The view from this corner is that the book’s presentation of legal history is problematic; vaccine litigation was part of much larger trends in American tort law, and if the Cutter Incident had not led to pharmaceutical liability, another event soon would have. No book can do everything, however, and this one certainly touches upon the big questions. How are Americans to reconcile the clear benefits of mandatory vaccination with traditions of individual liberty, parental control, and demands of compensation for harm? Who is to decide, and on what basis, whether ills that follow a vaccination were actually caused by it?
Dr. Offit’s book is thought-provoking, and I conclude with five thoughts that seem mainly consistent with its worldview:
- Courtrooms are ill-suited to weigh costs and benefits for such broad safety policy.
- Public health loses out not just to lawyers but also to budgetary competition with Medicaid and other public payments for private provision of acute care.
- Scientific illiteracy is a big problem not just in courtrooms, but also in the public’s understanding of safety and public health in general.
- Reimbursement should be better both for vaccine makers and for those injured by vaccines.
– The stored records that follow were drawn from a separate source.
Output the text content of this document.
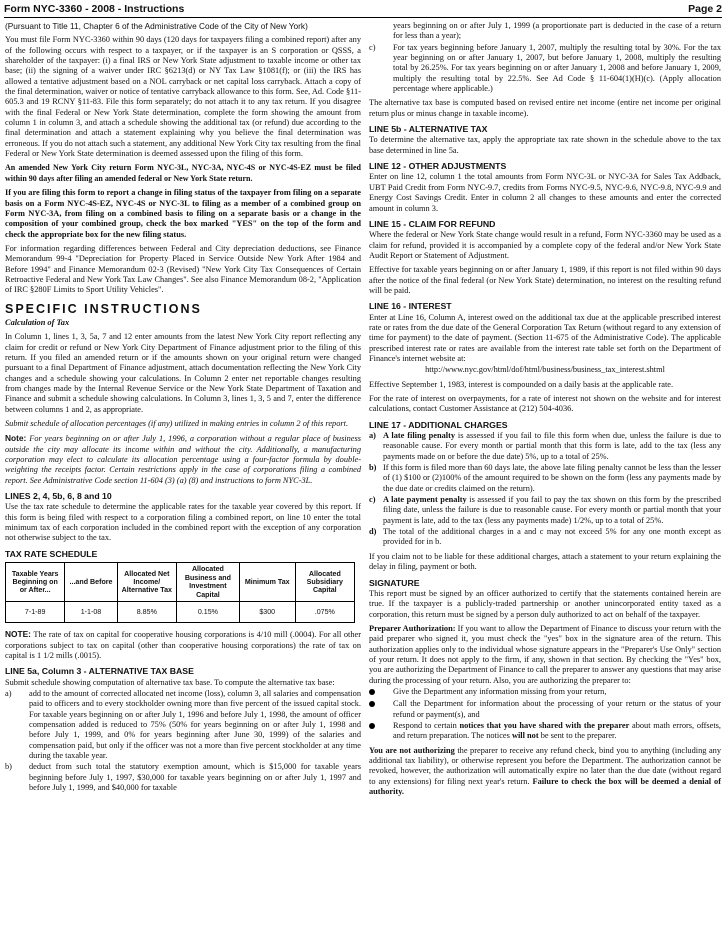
Form NYC-3360 - 2008 - Instructions	Page 2

(Pursuant to Title 11, Chapter 6 of the Administrative Code of the City of New York)

You must file Form NYC-3360 within 90 days (120 days for taxpayers filing a combined report) after any of the following occurs with respect to a taxpayer, or if the taxpayer is an S corporation or QSSS, a shareholder of the taxpayer: (i) a final IRS or New York State adjustment to taxable income or other tax base; (ii) the signing of a waiver under IRC §6213(d) or NY Tax Law §1081(f); or (iii) the IRS has allowed a tentative adjustment based on a NOL carryback or net capital loss carryback. Attach a copy of the final determination, waiver or notice of tentative carryback allowance to this form. See, Ad. Code §11-605.3 and 19 RCNY §11-83. File this form separately; do not attach it to any tax return. If you disagree with the final Federal or New York State determination, complete the form showing the amount from column 1 in column 3, and attach a schedule showing the additional tax (or refund) due according to the final determination and attach a statement explaining why you believe the final determination was erroneous. If you do not attach such a statement, any additional New York City tax resulting from the final Federal or New York State determination is deemed assessed upon the filing of this form.

An amended New York City return Form NYC-3L, NYC-3A, NYC-4S or NYC-4S-EZ must be filed within 90 days after filing an amended federal or New York State return.

If you are filing this form to report a change in filing status of the taxpayer from filing on a separate basis on a Form NYC-4S-EZ, NYC-4S or NYC-3L to filing as a member of a combined group on Form NYC-3A, from filing on a combined basis to filing on a separate basis or a change in the composition of your combined group, check the box marked "YES" on the top of the form and check the appropriate box for the new filing status.

For information regarding differences between Federal and City depreciation deductions, see Finance Memorandum 99-4 "Depreciation for Property Placed in Service Outside New York After 1984 and Before 1994" and Finance Memorandum 02-3 (Revised) "New York City Tax Consequences of Certain Retroactive Federal and New York Tax Law Changes". See also Finance Memorandum 08-2, "Application of IRC §280F Limits to Sport Utility Vehicles".

SPECIFIC INSTRUCTIONS

Calculation of Tax

In Column 1, lines 1, 3, 5a, 7 and 12 enter amounts from the latest New York City report reflecting any claim for credit or refund or New York City Department of Finance adjustment prior to the filing of this return. If you filed an amended return or if the amounts shown on your original return were changed pursuant to a final Department of Finance adjustment, attach documentation reflecting the New York City changes and a schedule showing your calculations. In Column 2 enter net reportable changes resulting from changes made by the Internal Revenue Service or the New York State Department of Taxation and Finance and submit a schedule showing calculations. In Column 3, lines 1, 3, 5 and 7, enter the difference between columns 1 and 2, as appropriate.

Submit schedule of allocation percentages (if any) utilized in making entries in column 2 of this report.

Note: For years beginning on or after July 1, 1996, a corporation without a regular place of business outside the city may allocate its income within and without the city. Additionally, a manufacturing corporation may elect to calculate its allocation percentage using a four-factor formula by double-weighting the receipts factor. Certain restrictions apply in the case of corporations filing a combined report. See Administrative Code section 11-604 (3) (a) (8) and instructions to form NYC-3L.

LINES 2, 4, 5b, 6, 8 and 10

Use the tax rate schedule to determine the applicable rates for the taxable year covered by this report. If this form is being filed with respect to a corporation filing a combined report, on line 10 enter the total minimum tax of each corporation included in the combined report with the exception of any corporation not otherwise subject to the tax.

TAX RATE SCHEDULE
Taxable Years Beginning on or After...	...and Before	Allocated Net Income/ Alternative Tax	Allocated Business and Investment Capital	Minimum Tax	Allocated Subsidiary Capital
7-1-89	1-1-08	8.85%	0.15%	$300	.075%

NOTE: The rate of tax on capital for cooperative housing corporations is 4/10 mill (.0004). For all other corporations subject to tax on capital (other than cooperative housing corporations) the rate of tax on capital is 1 1/2 mills (.0015).

LINE 5a, Column 3 - ALTERNATIVE TAX BASE

Submit schedule showing computation of alternative tax base. To compute the alternative tax base:

a)	add to the amount of corrected allocated net income (loss), column 3, all salaries and compensation paid to officers and to every stockholder owning more than five percent of the issued capital stock. For taxable years beginning on or after July 1, 1996 and before July 1, 1998, the amount of officer compensation added is reduced to 75% (50% for years beginning on or after July 1, 1998 and before July 1, 1999, and 0% for years beginning after June 30, 1999) of the salaries and compensation paid, but only if the officer was not a more than five percent stockholder at any time during the taxable year.
b)	deduct from such total the statutory exemption amount, which is $15,000 for taxable years beginning before July 1, 1997, $30,000 for taxable years beginning on or after July 1, 1997 and before July 1, 1999, and $40,000 for taxable
years beginning on or after July 1, 1999 (a proportionate part is deducted in the case of a return for less than a year);
c)	For tax years beginning before January 1, 2007, multiply the resulting total by 30%. For the tax year beginning on or after January 1, 2007, but before January 1, 2008, multiply the resulting total by 26.25%. For tax years beginning on or after January 1, 2008 and before January 1, 2009, multiply the resulting total by 22.5%. See Ad Code § 11-604(1)(H)(c). (Apply allocation percentage where applicable.)

The alternative tax base is computed based on revised entire net income (entire net income per original return plus or minus change in taxable income).

LINE 5b - ALTERNATIVE TAX

To determine the alternative tax, apply the appropriate tax rate shown in the schedule above to the tax base determined in line 5a.

LINE 12 - OTHER ADJUSTMENTS

Enter on line 12, column 1 the total amounts from Form NYC-3L or NYC-3A for Sales Tax Addback, UBT Paid Credit from Form NYC-9.7, credits from Forms NYC-9.5, NYC-9.6, NYC-9.8, NYC-9.9 and Energy Cost Savings Credit. Enter in column 2 all changes to these amounts and enter the corrected amount in column 3.

LINE 15 - CLAIM FOR REFUND

Where the federal or New York State change would result in a refund, Form NYC-3360 may be used as a claim for refund, provided it is accompanied by a complete copy of the federal and/or New York State Audit Report or Statement of Adjustment.

Effective for taxable years beginning on or after January 1, 1989, if this report is not filed within 90 days after the notice of the final federal (or New York State) determination, no interest on the resulting refund will be paid.

LINE 16 - INTEREST

Enter at Line 16, Column A, interest owed on the additional tax due at the applicable prescribed interest rate or rates from the due date of the General Corporation Tax Return (without regard to any extension of time for payment) to the date of payment. (Section 11-675 of the Administrative Code). The applicable prescribed interest rate or rates are available from the interest rate table set forth on the Department of Finance's internet website at:

http://www.nyc.gov/html/dof/html/business/business_tax_interest.shtml

Effective September 1, 1983, interest is compounded on a daily basis at the applicable rate.

For the rate of interest on overpayments, for a rate of interest not shown on the website and for interest calculations, contact Customer Assistance at (212) 504-4036.

LINE 17 - ADDITIONAL CHARGES
a) A late filing penalty is assessed if you fail to file this form when due, unless the failure is due to reasonable cause. For every month or partial month that this form is late, add to the tax (less any payments made on or before the due date) 5%, up to a total of 25%.
b) If this form is filed more than 60 days late, the above late filing penalty cannot be less than the lesser of (1) $100 or (2)100% of the amount required to be shown on the form (less any payments made by the due date or credits claimed on the return).
c) A late payment penalty is assessed if you fail to pay the tax shown on this form by the prescribed filing date, unless the failure is due to reasonable cause. For every month or partial month that your payment is late, add to the tax (less any payments made) 1/2%, up to a total of 25%.
d) The total of the additional charges in a and c may not exceed 5% for any one month except as provided for in b.

If you claim not to be liable for these additional charges, attach a statement to your return explaining the delay in filing, payment or both.

SIGNATURE

This report must be signed by an officer authorized to certify that the statements contained herein are true. If the taxpayer is a publicly-traded partnership or another unincorporated entity taxed as a corporation, this return must be signed by a person duly authorized to act on behalf of the taxpayer.

Preparer Authorization: If you want to allow the Department of Finance to discuss your return with the paid preparer who signed it, you must check the "yes" box in the signature area of the return. This authorization applies only to the individual whose signature appears in the "Preparer's Use Only" section of your return. It does not apply to the firm, if any, shown in that section. By checking the "Yes" box, you are authorizing the Department of Finance to call the preparer to answer any questions that may arise during the processing of your return. Also, you are authorizing the preparer to:

Give the Department any information missing from your return,
Call the Department for information about the processing of your return or the status of your refund or payment(s), and
Respond to certain notices that you have shared with the preparer about math errors, offsets, and return preparation. The notices will not be sent to the preparer.

You are not authorizing the preparer to receive any refund check, bind you to anything (including any additional tax liability), or otherwise represent you before the Department. The authorization cannot be revoked, however, the authorization will automatically expire no later than the due date (without regard to any extensions) for filing next year's return. Failure to check the box will be deemed a denial of authority.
- Weak regulation and compensation increase demand for strong judicial liability.
John E. Calfee
AEI
Today, the liability-without-fault system, with or without the negligence standard, works reasonably well for manufacturing defects, such as the one responsible for the Cutter Incident. Manufacturing defects by their nature are relatively rare and uncontroversial, and are therefore not a major source of substantial or frivolous litigation. The real problem lies in lawsuits that go beyond production problems and into failure to warn or design defects--two extremely plastic standards that depend on the context of events and on juror attitudes toward the party being sued.
Original tort law was designed to deter wrongful behavior. The tort system went astray when the Cutter decision and subsequent litigation made compensation the focus of product liability. It is illogical to systematically compensate victims of drug side-effects under a liability-without-fault system, given that on average, many patients would have been even worse off if they had not taken the drug at all. Why should we compensate those who suffer from taking a product but not compensate those who suffer from not taking the product? The current liability system simply cannot handle risk-reducing products in a reasonable manner, at least not when awards become very large as they have in recent drug litigation.
The fuzzy standards of causality and failure to warn leave room for a great deal of subjective disagreement within the courtroom. As exemplified in the recent Vioxx lawsuits, it can be very difficult, and at times impossible, for scientists and physicians, let alone jurors, to make definitive decisions on such matters. Arbitrary and unpredictable verdicts against an already risky and costly pharmaceutical industry will only lead to higher prices and stagnant innovation.
AEI research assistant Elizabeth DuPré prepared this summary.